The report adds CPU columns so you can distinguish computation from I/O or sleeping.

### Multi-threaded programs

Programs using rayon or `std::thread::spawn` work out of the box. Each thread writes its own timing data with a shared `run_id`. `piano report` consolidates all files from the same run automatically.

## How it works

1. `piano build` copies your project to a staging directory
2. Adds `piano-runtime` as a dependency in the staged `Cargo.toml`
3. Parses Rust source with `syn`, finds functions matching your patterns, and injects `let _guard = piano_runtime::enter("name")` at the top of each
4. Sets `PianoAllocator` as the global allocator to track per-frame heap activity
5. Builds with `cargo build`

Each guard records wall-clock time on construction and drop. Self-time is computed by subtracting children's time from total time. The allocator attributes heap operations to the currently executing instrumented function, and frame summaries are computed when top-level guards complete.

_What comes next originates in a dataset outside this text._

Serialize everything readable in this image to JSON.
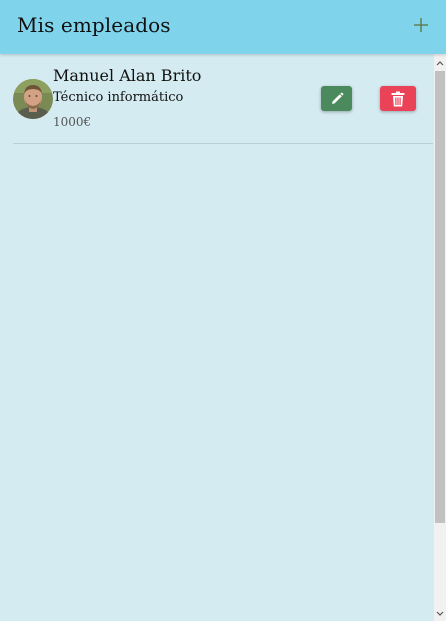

Two crates: `piano` (CLI, AST rewriting, build orchestration) and `piano-runtime` (zero-dependency timing and allocation runtime injected into user projects). The runtime has zero external dependencies to avoid version conflicts.

## Limitations

- Wall-clock timing by default. Use `--cpu-time` to add per-thread CPU time (Linux + macOS only).
- Functions shorter than the guard overhead (~12ns on x86-64, sub-nanosecond on Apple Silicon) will have noisy measurements.
- Async functions record wall time only when futures migrate across threads (self-time may overcount).
- Allocation tracking counts heap operations only (`alloc`/`dealloc`). Stack allocations and memory-mapped regions are not tracked.